I also don't know why everyone compares it to Skyrim when I feel like I'm playing Fallout 4 instead of Skyrim. Skyrim would have been an improvement, I wasn't a fan of FO4.
I messaged my friend a couple hours into the game and said “…I dunno dude. This feels like Fallout 4 but in space.” I’ve never finished an FO game, despite trying many times, because they just feel boring and overwhelming at the same time (for me anyway). I was late to the Skyrim party, first played it on Switch and loved it - loosely because the story drove me forward and kept me engaged.
Witcher 3 and CP2077 had me hooked the entire time. Even though they’re entirely different games, I also miss the little nuances in NMS - like actually flying into a planets atmosphere and landing, being able to zoom around the planet in my ship, engaging “warp.” All without a whole lot fewer loading screens or opening menus. To be fair, I got tired of NMS super quickly because resource mining and grinding aren’t my thing.

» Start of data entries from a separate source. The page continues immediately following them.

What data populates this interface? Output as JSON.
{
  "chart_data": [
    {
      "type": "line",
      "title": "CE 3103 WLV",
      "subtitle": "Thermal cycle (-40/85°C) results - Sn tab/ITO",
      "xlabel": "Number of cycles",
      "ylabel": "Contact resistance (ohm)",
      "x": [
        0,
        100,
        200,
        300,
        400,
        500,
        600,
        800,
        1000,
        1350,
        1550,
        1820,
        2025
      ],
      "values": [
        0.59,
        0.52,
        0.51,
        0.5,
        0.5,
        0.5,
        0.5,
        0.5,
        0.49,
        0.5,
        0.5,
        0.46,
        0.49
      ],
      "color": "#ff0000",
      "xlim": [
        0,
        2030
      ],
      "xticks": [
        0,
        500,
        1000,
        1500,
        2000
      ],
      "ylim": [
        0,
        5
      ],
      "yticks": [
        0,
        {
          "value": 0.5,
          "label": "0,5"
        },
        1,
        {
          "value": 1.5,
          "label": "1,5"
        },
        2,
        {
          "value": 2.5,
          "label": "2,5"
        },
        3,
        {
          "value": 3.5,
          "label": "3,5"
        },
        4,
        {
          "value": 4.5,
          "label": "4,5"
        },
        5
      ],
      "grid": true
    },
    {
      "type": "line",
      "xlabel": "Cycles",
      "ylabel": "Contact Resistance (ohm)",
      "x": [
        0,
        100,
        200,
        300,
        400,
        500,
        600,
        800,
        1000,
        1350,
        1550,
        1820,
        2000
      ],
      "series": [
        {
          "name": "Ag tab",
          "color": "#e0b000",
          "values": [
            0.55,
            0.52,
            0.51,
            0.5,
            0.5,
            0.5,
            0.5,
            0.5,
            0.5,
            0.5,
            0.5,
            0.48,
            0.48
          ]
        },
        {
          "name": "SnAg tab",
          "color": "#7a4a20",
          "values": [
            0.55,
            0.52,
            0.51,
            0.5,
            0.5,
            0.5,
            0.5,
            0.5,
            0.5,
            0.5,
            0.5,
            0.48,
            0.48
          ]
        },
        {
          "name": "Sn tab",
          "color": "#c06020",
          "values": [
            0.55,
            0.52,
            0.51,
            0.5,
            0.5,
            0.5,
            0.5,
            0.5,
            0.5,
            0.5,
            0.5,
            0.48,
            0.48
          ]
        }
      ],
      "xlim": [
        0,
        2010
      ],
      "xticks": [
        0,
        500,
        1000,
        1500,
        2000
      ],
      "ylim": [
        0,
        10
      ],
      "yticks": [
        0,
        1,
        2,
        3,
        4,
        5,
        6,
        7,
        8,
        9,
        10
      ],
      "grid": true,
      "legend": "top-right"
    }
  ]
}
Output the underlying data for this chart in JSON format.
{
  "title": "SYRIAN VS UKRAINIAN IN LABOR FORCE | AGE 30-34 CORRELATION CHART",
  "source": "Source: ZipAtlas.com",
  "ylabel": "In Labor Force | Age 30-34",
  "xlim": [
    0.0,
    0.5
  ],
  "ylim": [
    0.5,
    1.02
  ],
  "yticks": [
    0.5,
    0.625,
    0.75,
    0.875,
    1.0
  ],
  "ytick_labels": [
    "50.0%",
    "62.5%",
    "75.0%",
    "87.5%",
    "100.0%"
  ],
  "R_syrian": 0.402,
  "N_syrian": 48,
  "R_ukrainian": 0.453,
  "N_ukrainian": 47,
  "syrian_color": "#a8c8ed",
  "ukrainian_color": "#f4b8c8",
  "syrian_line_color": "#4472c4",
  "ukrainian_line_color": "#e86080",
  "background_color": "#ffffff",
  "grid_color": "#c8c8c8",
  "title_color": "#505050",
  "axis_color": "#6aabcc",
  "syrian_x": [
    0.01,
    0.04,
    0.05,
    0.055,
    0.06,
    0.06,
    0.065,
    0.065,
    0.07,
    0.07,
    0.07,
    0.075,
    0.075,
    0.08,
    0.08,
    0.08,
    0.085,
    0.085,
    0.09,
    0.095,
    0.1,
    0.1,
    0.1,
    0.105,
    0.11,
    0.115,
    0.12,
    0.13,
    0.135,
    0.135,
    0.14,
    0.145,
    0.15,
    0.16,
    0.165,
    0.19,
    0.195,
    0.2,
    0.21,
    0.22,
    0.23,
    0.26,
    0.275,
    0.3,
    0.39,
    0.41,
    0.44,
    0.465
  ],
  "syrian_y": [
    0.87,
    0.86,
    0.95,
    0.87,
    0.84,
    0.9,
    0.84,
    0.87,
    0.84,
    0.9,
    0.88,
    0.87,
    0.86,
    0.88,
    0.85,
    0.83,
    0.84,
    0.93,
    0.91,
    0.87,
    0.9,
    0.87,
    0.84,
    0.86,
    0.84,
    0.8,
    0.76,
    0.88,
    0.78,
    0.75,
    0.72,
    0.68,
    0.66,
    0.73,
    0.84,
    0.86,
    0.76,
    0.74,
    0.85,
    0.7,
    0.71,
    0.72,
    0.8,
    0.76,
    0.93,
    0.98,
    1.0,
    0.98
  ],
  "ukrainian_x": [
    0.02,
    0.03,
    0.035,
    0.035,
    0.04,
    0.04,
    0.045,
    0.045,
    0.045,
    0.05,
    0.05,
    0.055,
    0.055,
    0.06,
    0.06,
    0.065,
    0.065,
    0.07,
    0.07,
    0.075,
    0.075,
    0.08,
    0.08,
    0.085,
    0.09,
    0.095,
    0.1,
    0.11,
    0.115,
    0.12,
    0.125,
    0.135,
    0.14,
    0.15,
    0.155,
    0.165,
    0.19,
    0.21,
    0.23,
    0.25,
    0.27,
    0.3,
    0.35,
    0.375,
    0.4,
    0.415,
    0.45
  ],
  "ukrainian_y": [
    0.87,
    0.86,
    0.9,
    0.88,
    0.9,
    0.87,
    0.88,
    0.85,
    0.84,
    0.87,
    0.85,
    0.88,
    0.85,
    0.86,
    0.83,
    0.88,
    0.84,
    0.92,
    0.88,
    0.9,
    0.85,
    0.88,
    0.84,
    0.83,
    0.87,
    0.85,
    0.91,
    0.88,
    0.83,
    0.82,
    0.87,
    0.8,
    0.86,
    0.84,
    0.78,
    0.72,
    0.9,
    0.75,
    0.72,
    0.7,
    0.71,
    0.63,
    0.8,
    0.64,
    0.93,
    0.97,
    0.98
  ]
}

All that to say that I’m enjoying it though I’m not sure how long it’ll stick with me. It’ll hold me over until Phantom Liberty comes out.
I played a few hours but after a quest frustrated me I haven't picked it up since.
I did go through an abandoned science facility but it was just like going through a facility in fallout for me.
I tried playing fo4 many times but could never really get far into it. The west time i tried a completely different playthrough where you are just cranked up on drugs and go in running with melee weapons, but that build takes a while to get going. I also tried actually building a settlement with that build and I couldn't even make a square room and gave up lol. (There was always a gap no matter how I placed the walls...)
I see you can build crazy ships and maybe that might be fun.
But I don't know, the game doesn't quite do it for me.
@Sacha So far the ship building is my favorite part about the game, but the credits and skills you need to unlock to really get into it take awhile (unless you hyperfocus on getting them). Oh and I can definitely see how they redid the gunplay and I'm absolutely loving it.
Yup. Same here…the building stuff was never for me either. I’d love to be the person who thoughtfully builds pretty settlements but normally I’m just plopping things down so I can move along.
Different strokes for different folks, as they say. I’m def not knocking on those who enjoy it and get the most out of it.
Thats kinda why they made it optional to build in the game, especially after a certain point in the game where you have two options and can choose not to build which i wont mention details due to it being a spoiler.
I’d say creation engine is showing its age more than it lacks polish. The game looks pretty good and I’ve encountered virtually no bugs so far. People’s faces are a bit off though, as many have pointed out.
Creation engine is a double edge sword, on one had, it is super moddable. The mods you can put in for skyrim are insane. You can turn it into a completely different game.
I would say that the game isn't unpolished because of the engine though. Not in the ways I'm talking about anyway. The quests, dialog, locations, animations are all just a bit off, unpolished, and stiff. None of these really have anything to do with the engine aside maybe animations and locations. And given the eldersouls mods that give very animated combat animations, the combat mods that add wound systems and combos, etc, I don't think that's what's holding them back.
Yes creation engine is old, but I dont think it's what makes the game feel unpolished for me.
I'd agree with you, but like I've stated over here
So much of the lack of polish is just potential left on the vine to wither and die cause they refused to take the last tiny steps to make so many of the mechanics into something easy to use and enjoyable.